Команда усаживалась под тутовым деревом, и Витька начинал обсуждать игру. Алика он обычно хвалил за ценные для нападающего качества – быстрые ноги, мгновенную реакцию и точный удар. Алик принимал похвалы с деланым равнодушием. Отворачивался, отколупывая ногтем краску с дворовой скамейки. На вопросительный взгляд Гавроша Витька одобрительно кивал. Прошли времена, когда Гарик испуганно «кланялся» любому мячу. Теперь он по-хозяйски подпрыгивал в воротах и отчаянно нырял за мячом на мягкий от жары асфальт, оставляющий на рубашке серые несмываемые пятна.

Вову Витька почему-то не ругал вообще, хотя вначале у нового защитника ничего не получалось.

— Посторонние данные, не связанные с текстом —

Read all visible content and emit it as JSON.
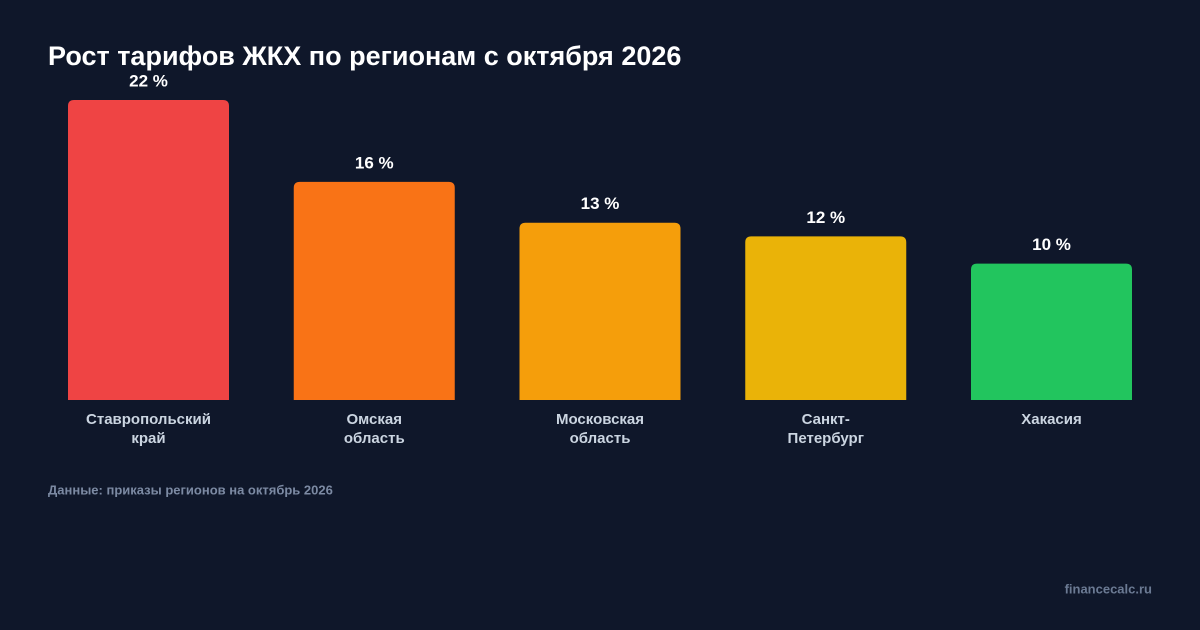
{
  "chart_data": {
    "type": "bar",
    "title": "Рост тарифов ЖКХ по регионам с октября 2026",
    "categories": [
      "Ставропольский\nкрай",
      "Омская\nобласть",
      "Московская\nобласть",
      "Санкт-\nПетербург",
      "Хакасия"
    ],
    "values": [
      22,
      16,
      13,
      12,
      10
    ],
    "value_labels": [
      "22 %",
      "16 %",
      "13 %",
      "12 %",
      "10 %"
    ],
    "colors": [
      "#ef4444",
      "#f97316",
      "#f59e0b",
      "#eab308",
      "#22c55e"
    ],
    "source": "Данные: приказы регионов на октябрь 2026",
    "watermark": "financecalc.ru"
  }
}
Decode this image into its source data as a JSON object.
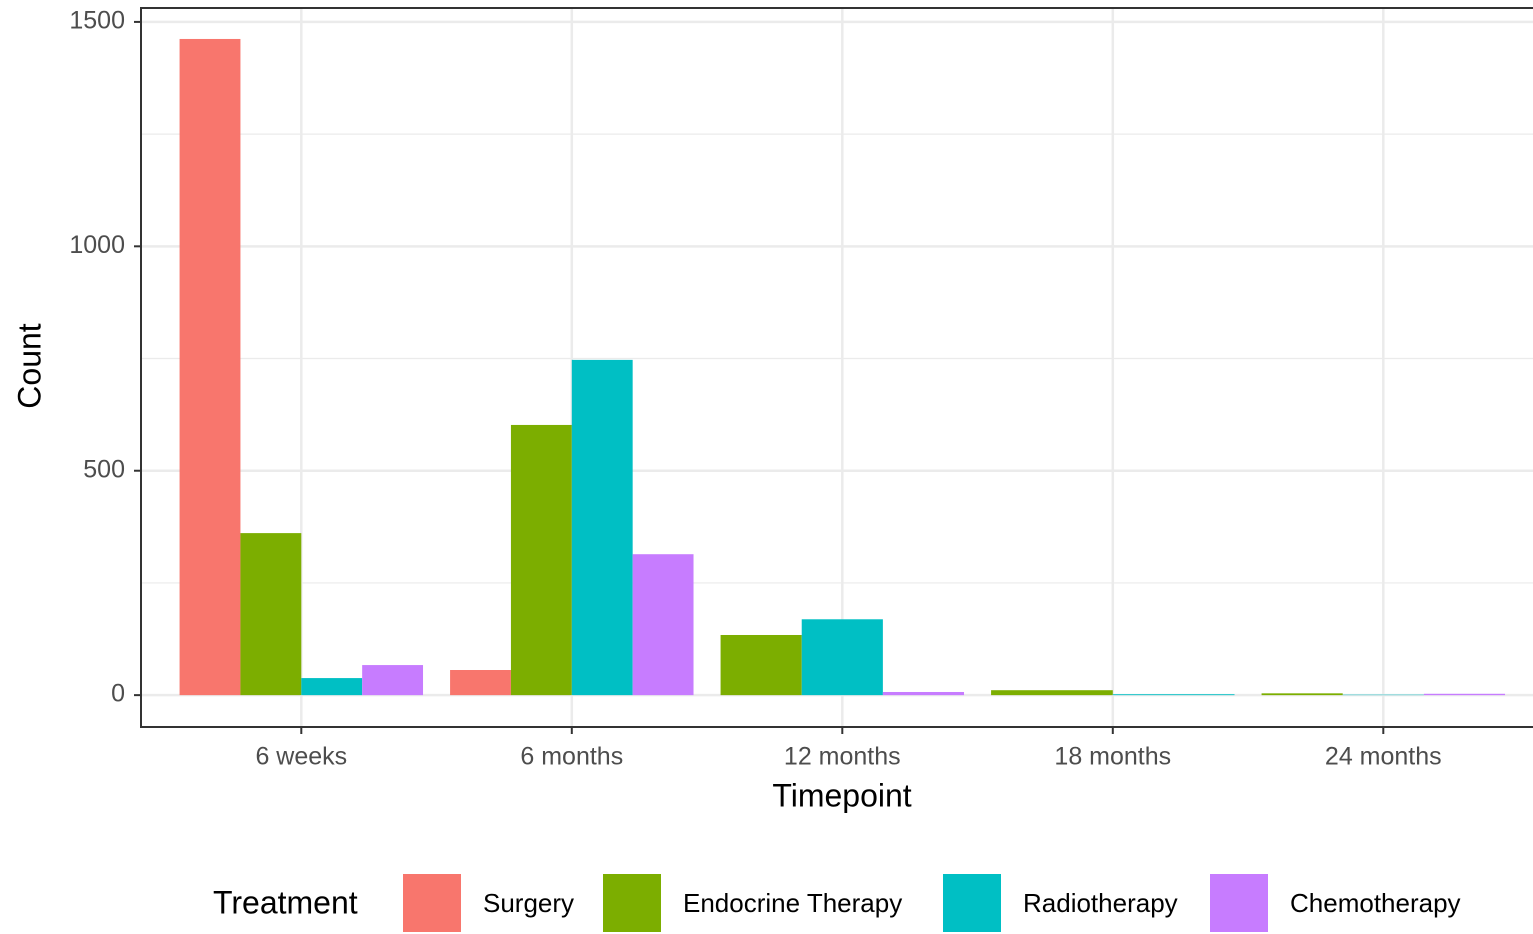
{
  "chart_data": {
    "type": "bar",
    "x_label": "Timepoint",
    "y_label": "Count",
    "legend_title": "Treatment",
    "categories": [
      "6 weeks",
      "6 months",
      "12 months",
      "18 months",
      "24 months"
    ],
    "series": [
      {
        "name": "Surgery",
        "color": "#F8766D",
        "values": [
          1462,
          56,
          null,
          null,
          null
        ]
      },
      {
        "name": "Endocrine Therapy",
        "color": "#7CAE00",
        "values": [
          361,
          602,
          134,
          11,
          4
        ]
      },
      {
        "name": "Radiotherapy",
        "color": "#00BFC4",
        "values": [
          38,
          747,
          169,
          2,
          1
        ]
      },
      {
        "name": "Chemotherapy",
        "color": "#C77CFF",
        "values": [
          67,
          314,
          7,
          null,
          3
        ]
      }
    ],
    "ylim": [
      -71,
      1531
    ],
    "yticks": [
      0,
      500,
      1000,
      1500
    ],
    "grid": true,
    "legend_position": "bottom"
  }
}
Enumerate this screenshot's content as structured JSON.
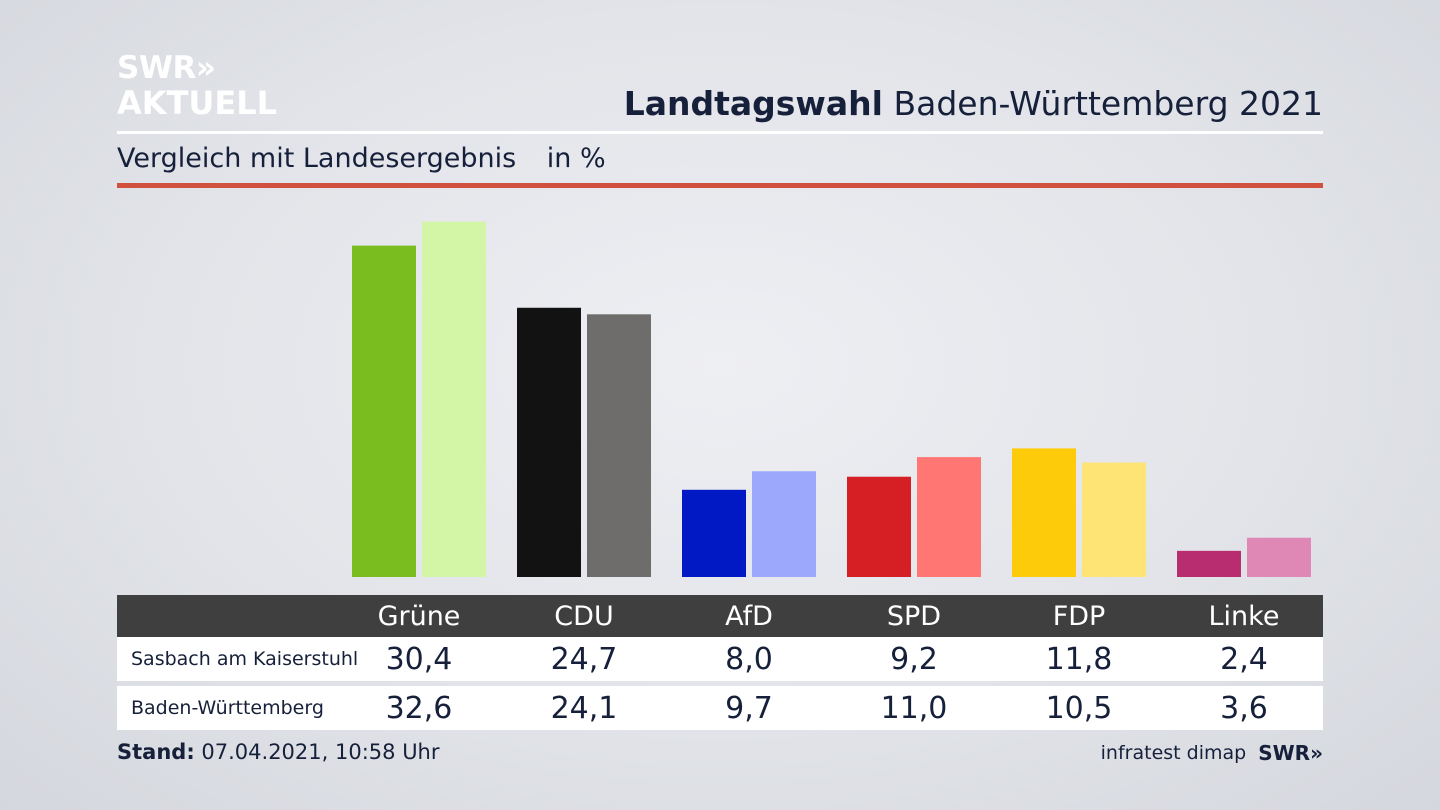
{
  "logo": {
    "line1": "SWR»",
    "line2": "AKTUELL"
  },
  "header": {
    "title_bold": "Landtagswahl",
    "title_rest": "Baden-Württemberg 2021"
  },
  "subtitle": {
    "text": "Vergleich mit Landesergebnis",
    "unit": "in %"
  },
  "chart_data": {
    "type": "bar",
    "categories": [
      "Grüne",
      "CDU",
      "AfD",
      "SPD",
      "FDP",
      "Linke"
    ],
    "series": [
      {
        "name": "Sasbach am Kaiserstuhl",
        "values": [
          30.4,
          24.7,
          8.0,
          9.2,
          11.8,
          2.4
        ]
      },
      {
        "name": "Baden-Württemberg",
        "values": [
          32.6,
          24.1,
          9.7,
          11.0,
          10.5,
          3.6
        ]
      }
    ],
    "colors_primary": [
      "#79bd1e",
      "#121212",
      "#0019c4",
      "#d61f25",
      "#fecb0a",
      "#b82d70"
    ],
    "colors_secondary": [
      "#d3f5a6",
      "#6f6d6b",
      "#9ca8fc",
      "#ff7672",
      "#fee375",
      "#df88b6"
    ],
    "display_primary": [
      "30,4",
      "24,7",
      "8,0",
      "9,2",
      "11,8",
      "2,4"
    ],
    "display_secondary": [
      "32,6",
      "24,1",
      "9,7",
      "11,0",
      "10,5",
      "3,6"
    ],
    "ylim": [
      0,
      33.5
    ],
    "grid": false,
    "legend": "none"
  },
  "footer": {
    "stand_label": "Stand:",
    "stand_value": "07.04.2021, 10:58 Uhr",
    "source": "infratest dimap",
    "brand": "SWR»"
  }
}
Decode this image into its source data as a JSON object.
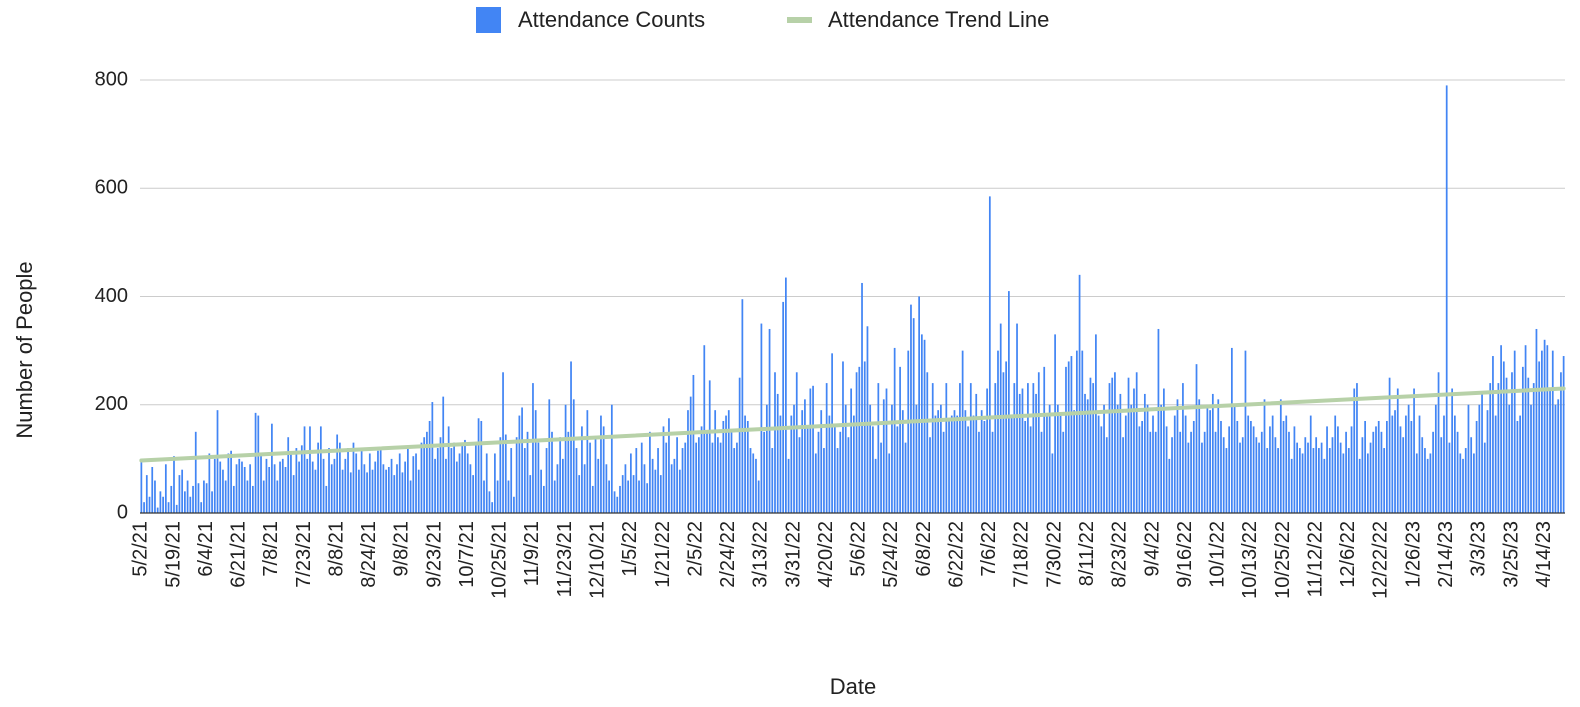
{
  "chart_data": {
    "type": "bar",
    "x_label": "Date",
    "y_label": "Number of People",
    "ylim": [
      0,
      800
    ],
    "yticks": [
      0,
      200,
      400,
      600,
      800
    ],
    "grid": true,
    "legend": "top",
    "categories": [
      "5/2/21",
      null,
      null,
      null,
      null,
      null,
      null,
      null,
      null,
      null,
      null,
      null,
      "5/19/21",
      null,
      null,
      null,
      null,
      null,
      null,
      null,
      null,
      null,
      null,
      null,
      "6/4/21",
      null,
      null,
      null,
      null,
      null,
      null,
      null,
      null,
      null,
      null,
      null,
      "6/21/21",
      null,
      null,
      null,
      null,
      null,
      null,
      null,
      null,
      null,
      null,
      null,
      "7/8/21",
      null,
      null,
      null,
      null,
      null,
      null,
      null,
      null,
      null,
      null,
      null,
      "7/23/21",
      null,
      null,
      null,
      null,
      null,
      null,
      null,
      null,
      null,
      null,
      null,
      "8/8/21",
      null,
      null,
      null,
      null,
      null,
      null,
      null,
      null,
      null,
      null,
      null,
      "8/24/21",
      null,
      null,
      null,
      null,
      null,
      null,
      null,
      null,
      null,
      null,
      null,
      "9/8/21",
      null,
      null,
      null,
      null,
      null,
      null,
      null,
      null,
      null,
      null,
      null,
      "9/23/21",
      null,
      null,
      null,
      null,
      null,
      null,
      null,
      null,
      null,
      null,
      null,
      "10/7/21",
      null,
      null,
      null,
      null,
      null,
      null,
      null,
      null,
      null,
      null,
      null,
      "10/25/21",
      null,
      null,
      null,
      null,
      null,
      null,
      null,
      null,
      null,
      null,
      null,
      "11/9/21",
      null,
      null,
      null,
      null,
      null,
      null,
      null,
      null,
      null,
      null,
      null,
      "11/23/21",
      null,
      null,
      null,
      null,
      null,
      null,
      null,
      null,
      null,
      null,
      null,
      "12/10/21",
      null,
      null,
      null,
      null,
      null,
      null,
      null,
      null,
      null,
      null,
      null,
      "1/5/22",
      null,
      null,
      null,
      null,
      null,
      null,
      null,
      null,
      null,
      null,
      null,
      "1/21/22",
      null,
      null,
      null,
      null,
      null,
      null,
      null,
      null,
      null,
      null,
      null,
      "2/5/22",
      null,
      null,
      null,
      null,
      null,
      null,
      null,
      null,
      null,
      null,
      null,
      "2/24/22",
      null,
      null,
      null,
      null,
      null,
      null,
      null,
      null,
      null,
      null,
      null,
      "3/13/22",
      null,
      null,
      null,
      null,
      null,
      null,
      null,
      null,
      null,
      null,
      null,
      "3/31/22",
      null,
      null,
      null,
      null,
      null,
      null,
      null,
      null,
      null,
      null,
      null,
      "4/20/22",
      null,
      null,
      null,
      null,
      null,
      null,
      null,
      null,
      null,
      null,
      null,
      "5/6/22",
      null,
      null,
      null,
      null,
      null,
      null,
      null,
      null,
      null,
      null,
      null,
      "5/24/22",
      null,
      null,
      null,
      null,
      null,
      null,
      null,
      null,
      null,
      null,
      null,
      "6/8/22",
      null,
      null,
      null,
      null,
      null,
      null,
      null,
      null,
      null,
      null,
      null,
      "6/22/22",
      null,
      null,
      null,
      null,
      null,
      null,
      null,
      null,
      null,
      null,
      null,
      "7/6/22",
      null,
      null,
      null,
      null,
      null,
      null,
      null,
      null,
      null,
      null,
      null,
      "7/18/22",
      null,
      null,
      null,
      null,
      null,
      null,
      null,
      null,
      null,
      null,
      null,
      "7/30/22",
      null,
      null,
      null,
      null,
      null,
      null,
      null,
      null,
      null,
      null,
      null,
      "8/11/22",
      null,
      null,
      null,
      null,
      null,
      null,
      null,
      null,
      null,
      null,
      null,
      "8/23/22",
      null,
      null,
      null,
      null,
      null,
      null,
      null,
      null,
      null,
      null,
      null,
      "9/4/22",
      null,
      null,
      null,
      null,
      null,
      null,
      null,
      null,
      null,
      null,
      null,
      "9/16/22",
      null,
      null,
      null,
      null,
      null,
      null,
      null,
      null,
      null,
      null,
      null,
      "10/1/22",
      null,
      null,
      null,
      null,
      null,
      null,
      null,
      null,
      null,
      null,
      null,
      "10/13/22",
      null,
      null,
      null,
      null,
      null,
      null,
      null,
      null,
      null,
      null,
      null,
      "10/25/22",
      null,
      null,
      null,
      null,
      null,
      null,
      null,
      null,
      null,
      null,
      null,
      "11/12/22",
      null,
      null,
      null,
      null,
      null,
      null,
      null,
      null,
      null,
      null,
      null,
      "12/6/22",
      null,
      null,
      null,
      null,
      null,
      null,
      null,
      null,
      null,
      null,
      null,
      "12/22/22",
      null,
      null,
      null,
      null,
      null,
      null,
      null,
      null,
      null,
      null,
      null,
      "1/26/23",
      null,
      null,
      null,
      null,
      null,
      null,
      null,
      null,
      null,
      null,
      null,
      "2/14/23",
      null,
      null,
      null,
      null,
      null,
      null,
      null,
      null,
      null,
      null,
      null,
      "3/3/23",
      null,
      null,
      null,
      null,
      null,
      null,
      null,
      null,
      null,
      null,
      null,
      "3/25/23",
      null,
      null,
      null,
      null,
      null,
      null,
      null,
      null,
      null,
      null,
      null,
      "4/14/23",
      null,
      null,
      null,
      null,
      null,
      null,
      null
    ],
    "series": [
      {
        "name": "Attendance Counts",
        "color": "#4285f4",
        "values": [
          100,
          20,
          70,
          30,
          85,
          60,
          10,
          40,
          30,
          90,
          20,
          50,
          105,
          15,
          70,
          80,
          40,
          60,
          30,
          50,
          150,
          55,
          20,
          60,
          55,
          110,
          40,
          100,
          190,
          95,
          80,
          60,
          110,
          115,
          50,
          90,
          100,
          95,
          85,
          60,
          90,
          50,
          185,
          180,
          110,
          60,
          100,
          85,
          165,
          90,
          60,
          95,
          100,
          85,
          140,
          110,
          70,
          120,
          95,
          125,
          160,
          100,
          160,
          95,
          80,
          130,
          160,
          100,
          50,
          120,
          90,
          100,
          145,
          130,
          80,
          100,
          120,
          75,
          130,
          110,
          80,
          120,
          90,
          75,
          110,
          80,
          95,
          115,
          120,
          90,
          80,
          85,
          100,
          70,
          90,
          110,
          75,
          95,
          120,
          60,
          105,
          110,
          80,
          130,
          140,
          150,
          170,
          205,
          100,
          120,
          140,
          215,
          100,
          160,
          120,
          130,
          95,
          110,
          125,
          135,
          110,
          90,
          70,
          130,
          175,
          170,
          60,
          110,
          40,
          20,
          110,
          60,
          140,
          260,
          145,
          60,
          120,
          30,
          140,
          180,
          195,
          120,
          150,
          70,
          240,
          190,
          130,
          80,
          50,
          120,
          210,
          150,
          60,
          90,
          140,
          100,
          200,
          150,
          280,
          210,
          120,
          70,
          160,
          90,
          190,
          130,
          50,
          140,
          100,
          180,
          160,
          90,
          60,
          200,
          40,
          30,
          50,
          70,
          90,
          60,
          110,
          70,
          120,
          60,
          130,
          90,
          55,
          150,
          100,
          80,
          120,
          70,
          160,
          130,
          175,
          90,
          100,
          140,
          80,
          120,
          130,
          190,
          215,
          255,
          130,
          140,
          160,
          310,
          150,
          245,
          130,
          190,
          140,
          130,
          170,
          180,
          190,
          150,
          120,
          130,
          250,
          395,
          180,
          170,
          120,
          110,
          100,
          60,
          350,
          150,
          200,
          340,
          120,
          260,
          220,
          180,
          390,
          435,
          100,
          180,
          200,
          260,
          140,
          190,
          210,
          160,
          230,
          235,
          110,
          150,
          190,
          120,
          240,
          180,
          295,
          160,
          120,
          150,
          280,
          200,
          140,
          230,
          180,
          260,
          270,
          425,
          280,
          345,
          200,
          160,
          100,
          240,
          130,
          210,
          230,
          110,
          200,
          305,
          160,
          270,
          190,
          130,
          300,
          385,
          360,
          200,
          400,
          330,
          320,
          260,
          140,
          240,
          180,
          190,
          200,
          150,
          240,
          170,
          180,
          190,
          180,
          240,
          300,
          190,
          160,
          240,
          180,
          220,
          150,
          190,
          170,
          230,
          585,
          150,
          240,
          300,
          350,
          260,
          280,
          410,
          180,
          240,
          350,
          220,
          230,
          170,
          240,
          160,
          240,
          220,
          260,
          150,
          270,
          180,
          200,
          110,
          330,
          200,
          180,
          150,
          270,
          280,
          290,
          190,
          300,
          440,
          300,
          220,
          210,
          250,
          240,
          330,
          180,
          160,
          200,
          140,
          240,
          250,
          260,
          200,
          220,
          140,
          180,
          250,
          200,
          230,
          260,
          160,
          170,
          220,
          200,
          150,
          180,
          150,
          340,
          200,
          230,
          160,
          100,
          140,
          180,
          210,
          150,
          240,
          180,
          130,
          150,
          170,
          275,
          210,
          130,
          150,
          200,
          190,
          220,
          150,
          210,
          170,
          140,
          120,
          160,
          305,
          200,
          170,
          130,
          140,
          300,
          180,
          170,
          160,
          140,
          130,
          150,
          210,
          120,
          160,
          180,
          140,
          120,
          210,
          170,
          180,
          150,
          100,
          160,
          130,
          120,
          110,
          140,
          130,
          180,
          120,
          140,
          120,
          130,
          100,
          160,
          120,
          140,
          180,
          160,
          130,
          110,
          150,
          120,
          160,
          230,
          240,
          100,
          140,
          170,
          110,
          130,
          150,
          160,
          170,
          150,
          120,
          170,
          250,
          180,
          190,
          230,
          160,
          140,
          180,
          200,
          170,
          230,
          110,
          180,
          140,
          120,
          100,
          110,
          150,
          200,
          260,
          140,
          180,
          790,
          130,
          230,
          180,
          150,
          110,
          100,
          120,
          200,
          140,
          110,
          170,
          200,
          220,
          130,
          190,
          240,
          290,
          180,
          240,
          310,
          280,
          250,
          200,
          260,
          300,
          170,
          180,
          270,
          310,
          250,
          200,
          240,
          340,
          280,
          300,
          320,
          310,
          230,
          300,
          200,
          210,
          260,
          290
        ]
      }
    ],
    "trendline": {
      "name": "Attendance Trend Line",
      "color": "#b7d1a8",
      "values": [
        97,
        230
      ]
    }
  }
}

Он суетливо крутился вокруг Алика, не в силах отнять мяч.

– Н-да, всё-таки у Ровшана настоящий подкат был, – иногда задумчиво ворчал себе под нос капитан. Но ему тут же напоминали:

– Так зато «фашист» по ногам молотил, когда судья не видел, а Вовка честно играет!

Вечером в воскресенье на крохотном тёти-Сарином балкончике устроились болельщики: мама Вовы, сама тётя Сара и парализованный дядя Моисей.

Через несколько минут должен был начаться матч с командой из соседнего двора.

Этот день выбирали очень долго, чтобы он совпал с выходным отца Сейфали. Иначе где бы мальчишки раздобыли настоящий судейский свисток?

Витька, нахмурившись и плотно сжав губы, бегал по полю. Его команда проигрывала. Ровшан играл за команду противников, и пройти его не мог никто. Зато в воротах Гарика мяч побывал уже дважды.

В перерыве все пацаны угрюмо сидели под деревом. Разговаривать не хотелось.

– Хоть бы вничью… – тихо пробормотал Гарик.

– Ага, держи карман шире! – отозвался Лятиф, осторожно дотрагиваясь до запёкшейся ссадины на колене.

Резко свистнул Сейфали. Второй тайм.

Один гол удалось сквитать сразу после свистка. Алик со злостью вколотил мяч в ворота противников: «Хоть не всухую!»

Затем отличился Витька.

Счет сравнялся.

Напряжение нарастало. Гарик чуть согнул колени, вытянул перед собой руки и напряжённо застыл в воротах. Вова крутился вокруг верзилы-нападающего, стараясь выбить у него из-под ног мяч.

Во дворе было слышно только старательное пыхтение и могучий топот.

– Да по костылям, по костылям надо было врезать! – досадливо бормотал Витька. – Всё равно не увидят!

Никто так и не понял, как это получилось. Вова отнял мяч у нападающего, финтом убрал с дороги противника и резко пробил с полулёта. Мяч взмыл свечкой, по длиннющей дуге пролетел над головами игроков, миновал руки растерявшегося голкипера – и… пересёк отмеченную кирпичами линию ворот.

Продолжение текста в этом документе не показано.